Yeoman (2014) cite Adam Smith (1776) qui a dit : « Le travailleur privé d’une activité signifiante devient généralement ignorant autant qu’un être humain puisse le devenir ». Ce qui fera de lui, éventuellement, et inexorablement, selon Marx (1867), « une monstruosité d’affligé ».
Il est indéniable, que nous sommes tous, comme humains, des êtres à dépendance de survie, à raison de notre contexte et de nos conditions d’épanouissement personnel. Et ce, à travers le collectif social dans lequel nous baignerons, pour trouver le sens requis à notre équilibre de vie. Or, même si nous ne trouvons pas toujours l’espace-temps nécessaire à notre pleine actualisation, nous ne désespérons pas complètement, et cherchons à améliorer nos chances d’y arriver.

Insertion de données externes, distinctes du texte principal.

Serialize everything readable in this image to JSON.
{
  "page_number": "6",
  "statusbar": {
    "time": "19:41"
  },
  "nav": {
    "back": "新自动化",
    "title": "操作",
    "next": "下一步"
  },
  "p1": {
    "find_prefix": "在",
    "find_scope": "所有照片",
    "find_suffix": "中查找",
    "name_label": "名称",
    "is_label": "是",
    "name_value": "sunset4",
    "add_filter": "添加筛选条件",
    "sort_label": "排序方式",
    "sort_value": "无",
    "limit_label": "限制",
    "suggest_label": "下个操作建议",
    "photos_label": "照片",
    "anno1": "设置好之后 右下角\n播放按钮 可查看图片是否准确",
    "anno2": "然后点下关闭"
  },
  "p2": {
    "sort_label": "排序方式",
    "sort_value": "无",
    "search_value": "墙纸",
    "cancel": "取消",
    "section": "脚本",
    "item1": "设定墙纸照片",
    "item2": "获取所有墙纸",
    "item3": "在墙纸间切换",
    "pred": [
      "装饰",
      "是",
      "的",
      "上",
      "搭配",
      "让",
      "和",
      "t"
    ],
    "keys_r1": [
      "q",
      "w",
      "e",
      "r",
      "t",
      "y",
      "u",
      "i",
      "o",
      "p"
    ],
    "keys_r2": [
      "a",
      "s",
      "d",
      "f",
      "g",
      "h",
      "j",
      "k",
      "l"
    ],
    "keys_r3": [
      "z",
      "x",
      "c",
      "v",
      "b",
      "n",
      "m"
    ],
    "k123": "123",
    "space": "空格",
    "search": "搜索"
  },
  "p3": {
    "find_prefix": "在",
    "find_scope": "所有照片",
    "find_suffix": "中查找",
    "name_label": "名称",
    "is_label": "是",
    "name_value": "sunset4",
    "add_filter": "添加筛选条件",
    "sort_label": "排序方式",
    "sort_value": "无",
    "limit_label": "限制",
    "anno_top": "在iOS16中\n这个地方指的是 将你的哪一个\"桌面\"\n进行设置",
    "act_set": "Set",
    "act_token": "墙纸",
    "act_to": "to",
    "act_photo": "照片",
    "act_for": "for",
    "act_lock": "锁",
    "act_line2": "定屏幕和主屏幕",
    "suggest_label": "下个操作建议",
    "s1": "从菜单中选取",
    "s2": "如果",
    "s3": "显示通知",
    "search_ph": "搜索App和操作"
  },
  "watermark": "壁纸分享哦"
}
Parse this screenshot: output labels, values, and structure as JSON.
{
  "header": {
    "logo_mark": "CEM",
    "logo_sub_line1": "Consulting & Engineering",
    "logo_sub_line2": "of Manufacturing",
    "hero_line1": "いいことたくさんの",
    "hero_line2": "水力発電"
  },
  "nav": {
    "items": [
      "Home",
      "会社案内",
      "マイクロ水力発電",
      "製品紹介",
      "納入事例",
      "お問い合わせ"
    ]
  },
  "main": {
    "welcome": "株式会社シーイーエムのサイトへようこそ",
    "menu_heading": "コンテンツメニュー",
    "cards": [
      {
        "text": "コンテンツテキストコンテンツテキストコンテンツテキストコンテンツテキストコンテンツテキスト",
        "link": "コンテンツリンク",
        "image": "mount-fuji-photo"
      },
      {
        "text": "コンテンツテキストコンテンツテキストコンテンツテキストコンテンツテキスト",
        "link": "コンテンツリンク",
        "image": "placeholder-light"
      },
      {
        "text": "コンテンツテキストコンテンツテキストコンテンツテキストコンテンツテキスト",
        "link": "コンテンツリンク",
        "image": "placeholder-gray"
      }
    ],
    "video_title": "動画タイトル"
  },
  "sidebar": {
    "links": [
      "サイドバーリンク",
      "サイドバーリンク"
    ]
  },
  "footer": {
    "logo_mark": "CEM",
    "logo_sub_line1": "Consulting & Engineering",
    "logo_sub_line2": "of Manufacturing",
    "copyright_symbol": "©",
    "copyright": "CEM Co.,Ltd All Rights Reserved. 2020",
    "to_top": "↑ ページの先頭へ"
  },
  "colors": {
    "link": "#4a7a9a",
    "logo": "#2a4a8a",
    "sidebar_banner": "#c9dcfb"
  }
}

Nous voudrions, tous autant que nous sommes, avoir un « travail à contenu signifiant, stimulant et porteur » (Spencer, 2009), de sorte que nous nous accomplissions au mieux de notre potentiel propre.
Le « travail signifiant » est d’ordinaire lié à l’entreprise à dimension de démocratie de gestion sur l’activité et les affaires. Ciulla (2000) définit le « travail signifiant », comme la « vie signifiante », en termes de « valeur morale » qui mérite l’engagement de soi entier parce que « valorisante de soi-même ». Il déplore, que tout le monde ne puisse trouver pareil travail, et que leur personne en souffrira d’autant. De son côté, Kovacs (1986) associe le « travail signifiant » à ce que devrait correspondre un « mode d’être (de vie) de base dans le monde ».

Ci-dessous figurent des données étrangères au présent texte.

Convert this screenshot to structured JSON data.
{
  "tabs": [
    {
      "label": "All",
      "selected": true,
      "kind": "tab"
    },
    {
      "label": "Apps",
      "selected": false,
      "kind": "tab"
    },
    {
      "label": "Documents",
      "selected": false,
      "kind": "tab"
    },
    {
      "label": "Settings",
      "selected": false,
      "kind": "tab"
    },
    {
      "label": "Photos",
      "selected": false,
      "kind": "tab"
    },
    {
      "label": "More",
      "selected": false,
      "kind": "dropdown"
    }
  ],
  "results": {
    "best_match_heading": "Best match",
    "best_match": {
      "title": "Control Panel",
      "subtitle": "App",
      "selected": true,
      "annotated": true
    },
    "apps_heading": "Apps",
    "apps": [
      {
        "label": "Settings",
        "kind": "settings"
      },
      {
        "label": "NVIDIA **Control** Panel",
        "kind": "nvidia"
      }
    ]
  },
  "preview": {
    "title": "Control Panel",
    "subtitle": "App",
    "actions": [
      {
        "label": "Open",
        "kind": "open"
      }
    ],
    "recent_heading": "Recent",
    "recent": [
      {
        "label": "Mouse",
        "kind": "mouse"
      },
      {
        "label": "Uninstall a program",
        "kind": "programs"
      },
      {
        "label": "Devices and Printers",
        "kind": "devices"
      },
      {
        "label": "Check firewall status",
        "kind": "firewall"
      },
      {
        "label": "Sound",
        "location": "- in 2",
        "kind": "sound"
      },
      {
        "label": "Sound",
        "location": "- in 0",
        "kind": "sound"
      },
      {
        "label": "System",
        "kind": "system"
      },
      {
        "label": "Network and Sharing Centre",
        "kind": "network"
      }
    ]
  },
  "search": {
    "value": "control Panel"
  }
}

Morris (1884) disait que « rien ne devrait être accompli par le travail humain qui ne mérite pas de l’être; ou qui dégrade l’humain ». Or, tous admettront que les politiques de l’entreprise sont rarement adoptées avec l’intention formelle de nuire à la personne. Pourtant, leur application rend souventefois impossible la réalisation du potentiel de chacun, alors que son embauche et de sa rétention reposeront, en principe, sur son dépassement par le mandat d’emploi assigné. En somme, l’entreprise voudrait que la personne s’investisse entièrement en emploi, pour élever de manière optimale son résultat à la tâche, tout en la privant du contexte du travail et des conditions générales d’exécution de la tâche le facilitant.
Priver « le travailleur d’une activité signifiante » ne veut pas platement dire l’astreindre à une tâche dégradante. Plus souvent qu’autrement, cela veut dire lui confier un travail sans perspectives de valorisation réelle de son talent.
On « divise le travail », comme on morcelle l’activité et les affaires, dans l’entreprise. En somme, on dissèque le sens global des dernières, par la segmentation des interventions sur le flux du premier. Il ne reste plus, au travailleur, que le sens limité de ses obligations de tâche, sans comprendre le pourquoi de son engagement obligé au travail. L’emploi devient alors, entre ses mains, un pensum, alors que la direction de l’entreprise voudrait qu’il se traduise en passion. Or, la passion chez l’humain tient de la force de l’engagement, que suscite chez lui le sens des choses sustentant sa pleine attention. Et le travail, exécuté en séquence aveugle de tâches, perd, fatalement, sur la juste et pleine signification de l’activité ou des affaires qui le commande.
Chez vous, en entreprise, on facilite « l’actualisation du personnel », ou on assure son abrutissement par « l’insignifiance de la tâche qu’on lui assigne »?